July 23, 2020 -- A deep-learning system developed at Google outperformed general pathologists for Gleason grading of prostate cancer biopsies, company researchers reported in JAMA Oncology online July 23.
The research comes from a deep-learning/artificial intelligence (AI) research team at Google Health in Palo Alto, CA. For the study, performance of the deep-learning system and general pathologists were compared to assessment by a panel of urologic subspecialist pathologists for the evaluation of prostate cancer needle core biopsy formalin-fixed paraffin-embedded (FFPE) specimens.
In a validation set of 498 specimens that were positive for cancer, the deep-learning system came up with the same result as the panel of sub-specialists in 71.7% of cases, versus 58% for general pathologists, a statistically significant result.
"The [deep-learning system] warrants evaluation as an assistive tool for improving prostate cancer diagnosis and treatment decisions, especially where subspecialist expertise is unavailable," wrote Dr. Craig Mermel, PhD, product lead for pathology at Google Brain, and colleagues.
Gleason grading an 'imperfect diagnostic tool'
Deep learning has potential to play a role in an area of pathologic evaluation of prostate biopsies that needs improvement -- Gleason grading, which is an imperfect diagnostic tool, the authors wrote. Grading of prostate biopsy specimens to indicate clinical risk is based on subjective assessment of various patterns, such as pattern 5, which represents poorly differentiated cells, they noted.
"Consequently, it is common for different pathologists to assign a different [Gleason grade group] to the same biopsy (30%- 50% discordances)," Mermel et al wrote. "In general, pathologists with urologic subspeciality training show higher rates of interobserver agreement than general pathologists, and reviews by experts lead to more accurate risk stratification than reviews by less experienced pathologists."
In recent years, Google has been actively developing AI algorithms for a variety of healthcare applications, such as detecting breast cancer on mammograms, assessing cancer risk on computed tomography (CT) lung cancer screening exams, finding diabetic retinopathy on retinal scans, and predicting medical events through analysis of electronic medical record software.
False positives trade-off
In the latest study, subspecialists made their assessments using three histological sections plus an immunohistochemical stained section for each specimen. A majority opinion was determined. Performance was compared to the deep-learning system and evaluations from a panel of board-certified general pathologists. General pathologists and the algorithm worked without immunohistochemical stained sections, simulating routine workflow.
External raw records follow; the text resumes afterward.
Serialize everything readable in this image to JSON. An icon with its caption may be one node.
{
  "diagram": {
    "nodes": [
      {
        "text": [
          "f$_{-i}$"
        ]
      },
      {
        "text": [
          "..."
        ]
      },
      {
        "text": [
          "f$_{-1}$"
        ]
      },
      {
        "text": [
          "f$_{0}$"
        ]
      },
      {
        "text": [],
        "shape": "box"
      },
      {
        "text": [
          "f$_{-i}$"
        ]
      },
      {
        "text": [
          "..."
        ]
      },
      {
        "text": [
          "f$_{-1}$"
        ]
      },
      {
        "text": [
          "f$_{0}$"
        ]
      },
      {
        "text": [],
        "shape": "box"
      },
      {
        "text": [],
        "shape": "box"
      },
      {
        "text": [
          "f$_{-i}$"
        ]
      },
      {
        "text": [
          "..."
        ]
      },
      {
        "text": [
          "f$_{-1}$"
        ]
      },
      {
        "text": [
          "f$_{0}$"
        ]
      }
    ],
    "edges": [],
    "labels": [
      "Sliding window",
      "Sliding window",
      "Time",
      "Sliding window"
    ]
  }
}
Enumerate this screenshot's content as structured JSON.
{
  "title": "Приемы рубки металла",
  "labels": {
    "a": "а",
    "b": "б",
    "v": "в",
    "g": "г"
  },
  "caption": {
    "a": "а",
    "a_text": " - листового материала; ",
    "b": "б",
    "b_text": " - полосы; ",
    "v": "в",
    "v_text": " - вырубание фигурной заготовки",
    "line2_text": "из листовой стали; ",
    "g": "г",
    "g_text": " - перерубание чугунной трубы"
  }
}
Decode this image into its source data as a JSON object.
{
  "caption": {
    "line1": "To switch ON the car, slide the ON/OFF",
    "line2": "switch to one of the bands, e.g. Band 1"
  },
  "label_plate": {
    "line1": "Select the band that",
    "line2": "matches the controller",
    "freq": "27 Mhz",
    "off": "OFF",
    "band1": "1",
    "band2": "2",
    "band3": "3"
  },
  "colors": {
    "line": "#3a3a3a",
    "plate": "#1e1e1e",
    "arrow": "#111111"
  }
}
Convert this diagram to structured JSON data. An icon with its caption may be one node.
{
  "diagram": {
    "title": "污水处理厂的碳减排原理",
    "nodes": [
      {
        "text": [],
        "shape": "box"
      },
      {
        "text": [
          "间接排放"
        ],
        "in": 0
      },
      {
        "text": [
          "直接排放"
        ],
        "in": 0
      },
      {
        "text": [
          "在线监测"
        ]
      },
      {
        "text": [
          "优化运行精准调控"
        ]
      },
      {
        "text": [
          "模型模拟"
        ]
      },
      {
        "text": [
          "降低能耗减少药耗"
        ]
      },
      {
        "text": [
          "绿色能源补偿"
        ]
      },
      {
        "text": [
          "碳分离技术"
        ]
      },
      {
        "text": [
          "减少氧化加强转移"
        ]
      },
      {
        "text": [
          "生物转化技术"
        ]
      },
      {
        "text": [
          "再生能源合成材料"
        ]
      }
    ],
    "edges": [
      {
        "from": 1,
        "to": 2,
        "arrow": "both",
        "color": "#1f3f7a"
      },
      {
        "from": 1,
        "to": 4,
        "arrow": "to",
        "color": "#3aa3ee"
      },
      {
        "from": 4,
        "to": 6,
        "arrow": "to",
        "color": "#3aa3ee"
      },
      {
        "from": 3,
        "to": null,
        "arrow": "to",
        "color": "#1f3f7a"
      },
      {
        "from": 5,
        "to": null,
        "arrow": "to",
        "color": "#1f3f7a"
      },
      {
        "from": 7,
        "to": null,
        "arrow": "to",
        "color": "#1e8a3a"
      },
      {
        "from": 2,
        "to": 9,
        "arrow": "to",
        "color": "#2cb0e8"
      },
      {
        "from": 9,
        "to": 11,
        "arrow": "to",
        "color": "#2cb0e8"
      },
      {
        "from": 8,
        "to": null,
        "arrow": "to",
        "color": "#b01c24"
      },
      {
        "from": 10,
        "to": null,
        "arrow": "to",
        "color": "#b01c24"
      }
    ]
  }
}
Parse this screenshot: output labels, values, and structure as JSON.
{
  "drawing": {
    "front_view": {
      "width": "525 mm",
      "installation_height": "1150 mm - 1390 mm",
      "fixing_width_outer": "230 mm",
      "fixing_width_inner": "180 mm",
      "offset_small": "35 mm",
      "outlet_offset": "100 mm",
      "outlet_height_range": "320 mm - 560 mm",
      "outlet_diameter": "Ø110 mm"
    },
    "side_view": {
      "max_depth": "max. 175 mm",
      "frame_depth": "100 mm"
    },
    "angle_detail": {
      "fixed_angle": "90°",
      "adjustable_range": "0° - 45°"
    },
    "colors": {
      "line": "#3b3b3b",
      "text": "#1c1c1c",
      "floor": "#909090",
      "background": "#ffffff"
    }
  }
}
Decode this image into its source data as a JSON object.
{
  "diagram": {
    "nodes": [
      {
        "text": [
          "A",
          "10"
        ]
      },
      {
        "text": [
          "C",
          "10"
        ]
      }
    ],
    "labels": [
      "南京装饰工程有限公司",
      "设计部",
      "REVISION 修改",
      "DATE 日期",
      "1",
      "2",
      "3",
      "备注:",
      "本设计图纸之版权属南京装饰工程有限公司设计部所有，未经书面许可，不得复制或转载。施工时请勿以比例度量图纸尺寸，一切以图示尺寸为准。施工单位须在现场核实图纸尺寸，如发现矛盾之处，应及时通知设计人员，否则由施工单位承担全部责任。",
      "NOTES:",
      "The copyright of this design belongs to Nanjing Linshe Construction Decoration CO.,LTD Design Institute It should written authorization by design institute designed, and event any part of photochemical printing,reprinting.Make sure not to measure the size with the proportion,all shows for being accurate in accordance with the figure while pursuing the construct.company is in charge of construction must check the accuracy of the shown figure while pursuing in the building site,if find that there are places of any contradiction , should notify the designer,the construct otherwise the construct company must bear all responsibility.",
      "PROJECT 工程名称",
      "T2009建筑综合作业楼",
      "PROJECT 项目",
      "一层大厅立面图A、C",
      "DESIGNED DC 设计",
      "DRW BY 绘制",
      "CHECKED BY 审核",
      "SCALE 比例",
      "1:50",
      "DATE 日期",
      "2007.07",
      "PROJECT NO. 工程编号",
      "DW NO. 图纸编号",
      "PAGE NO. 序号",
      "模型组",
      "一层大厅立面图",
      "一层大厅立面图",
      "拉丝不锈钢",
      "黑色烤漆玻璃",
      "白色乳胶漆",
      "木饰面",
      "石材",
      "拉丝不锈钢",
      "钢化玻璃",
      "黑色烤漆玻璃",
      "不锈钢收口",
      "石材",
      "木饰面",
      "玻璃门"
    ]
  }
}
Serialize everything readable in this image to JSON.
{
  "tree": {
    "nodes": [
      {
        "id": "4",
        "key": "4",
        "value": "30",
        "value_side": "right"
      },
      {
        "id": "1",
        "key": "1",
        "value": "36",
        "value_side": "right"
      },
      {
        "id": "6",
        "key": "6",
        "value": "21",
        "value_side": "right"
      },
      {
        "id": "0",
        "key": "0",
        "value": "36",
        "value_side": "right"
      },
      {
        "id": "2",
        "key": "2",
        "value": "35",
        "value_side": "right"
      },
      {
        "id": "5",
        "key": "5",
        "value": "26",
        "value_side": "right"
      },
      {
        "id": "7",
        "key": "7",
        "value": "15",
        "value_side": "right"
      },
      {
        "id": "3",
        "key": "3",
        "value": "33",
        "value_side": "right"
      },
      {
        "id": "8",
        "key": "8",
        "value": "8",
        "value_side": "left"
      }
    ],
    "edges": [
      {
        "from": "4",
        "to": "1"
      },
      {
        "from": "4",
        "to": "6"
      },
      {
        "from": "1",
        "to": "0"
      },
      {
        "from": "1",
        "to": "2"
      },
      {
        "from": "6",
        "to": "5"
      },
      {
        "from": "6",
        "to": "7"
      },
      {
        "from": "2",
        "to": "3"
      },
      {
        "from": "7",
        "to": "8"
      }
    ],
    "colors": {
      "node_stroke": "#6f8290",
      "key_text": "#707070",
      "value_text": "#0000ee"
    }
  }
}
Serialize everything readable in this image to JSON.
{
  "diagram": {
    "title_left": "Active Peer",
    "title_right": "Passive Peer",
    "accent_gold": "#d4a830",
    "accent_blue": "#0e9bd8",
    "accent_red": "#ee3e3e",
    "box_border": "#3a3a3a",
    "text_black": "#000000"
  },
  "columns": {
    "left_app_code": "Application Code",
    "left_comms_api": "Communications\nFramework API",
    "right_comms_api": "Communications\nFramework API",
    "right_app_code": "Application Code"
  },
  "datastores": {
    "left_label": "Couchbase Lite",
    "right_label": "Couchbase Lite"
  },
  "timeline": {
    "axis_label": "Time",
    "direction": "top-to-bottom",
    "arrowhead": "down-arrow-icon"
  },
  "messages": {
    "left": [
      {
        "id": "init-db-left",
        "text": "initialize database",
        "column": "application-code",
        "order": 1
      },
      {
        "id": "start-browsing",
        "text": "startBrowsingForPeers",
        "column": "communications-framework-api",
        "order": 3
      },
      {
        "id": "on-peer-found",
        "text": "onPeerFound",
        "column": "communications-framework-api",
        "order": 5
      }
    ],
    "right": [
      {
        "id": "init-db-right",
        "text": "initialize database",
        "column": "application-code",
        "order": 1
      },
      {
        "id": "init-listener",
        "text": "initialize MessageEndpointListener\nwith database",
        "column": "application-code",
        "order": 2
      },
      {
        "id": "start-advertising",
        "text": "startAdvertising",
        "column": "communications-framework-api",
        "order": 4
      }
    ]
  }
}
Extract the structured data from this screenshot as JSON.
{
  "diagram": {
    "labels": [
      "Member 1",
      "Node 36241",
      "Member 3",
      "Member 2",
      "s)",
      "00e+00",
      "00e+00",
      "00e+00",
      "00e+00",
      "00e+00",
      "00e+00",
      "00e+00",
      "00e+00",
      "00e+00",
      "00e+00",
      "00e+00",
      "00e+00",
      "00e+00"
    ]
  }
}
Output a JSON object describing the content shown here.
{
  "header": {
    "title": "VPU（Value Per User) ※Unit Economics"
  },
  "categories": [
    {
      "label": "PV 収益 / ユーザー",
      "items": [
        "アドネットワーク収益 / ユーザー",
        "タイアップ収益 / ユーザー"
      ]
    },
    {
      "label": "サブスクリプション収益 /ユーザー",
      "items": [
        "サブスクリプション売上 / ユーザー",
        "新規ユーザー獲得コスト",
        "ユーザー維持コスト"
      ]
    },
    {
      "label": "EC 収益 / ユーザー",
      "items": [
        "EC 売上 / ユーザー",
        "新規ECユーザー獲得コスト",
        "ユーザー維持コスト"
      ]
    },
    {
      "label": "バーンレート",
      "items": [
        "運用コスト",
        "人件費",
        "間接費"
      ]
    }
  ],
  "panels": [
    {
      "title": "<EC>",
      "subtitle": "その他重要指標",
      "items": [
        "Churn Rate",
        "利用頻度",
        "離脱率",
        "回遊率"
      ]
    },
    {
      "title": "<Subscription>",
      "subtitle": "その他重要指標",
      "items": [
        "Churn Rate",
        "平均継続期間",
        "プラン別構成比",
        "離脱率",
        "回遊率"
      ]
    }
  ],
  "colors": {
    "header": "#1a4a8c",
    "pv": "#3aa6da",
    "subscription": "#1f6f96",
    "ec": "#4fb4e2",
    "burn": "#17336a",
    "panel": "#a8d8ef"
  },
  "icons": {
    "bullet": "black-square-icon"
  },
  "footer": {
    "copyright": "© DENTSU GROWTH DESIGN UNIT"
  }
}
In addition to Gleason grading, the study evaluated performance of subspecialists, general pathologists, and the deep-learning system for differentiating specimens with and without cancer. A total of 752 specimens were assessed for this part of the study. And in this scenario, the performance of the general pathologists and the deep-learning system were on par; that is, in agreement with the subspecialist findings in 94.3% and 94.7% of cases, respectively. Compared with general pathologists, the deep-learning system caught more cancers, but also flagged more false positives.
"This trade-off suggests that the [deep-learning system] could help alert pathologists to tumors that may otherwise be missed, while relying on pathologist judgment to overrule false-positive categorizations on small tissue regions," the authors advised.
Overall, the results suggest that an automated system could bring performance closer to the level of experts and boost the value of prostate biopsies, in the authors' view.
"Future research is necessary to evaluate the potential utility of using the [deep-learning system] as a decision support tool in clinical workflows and to improve the quality of prostate cancer grading for therapy decisions," Mermel et al concluded.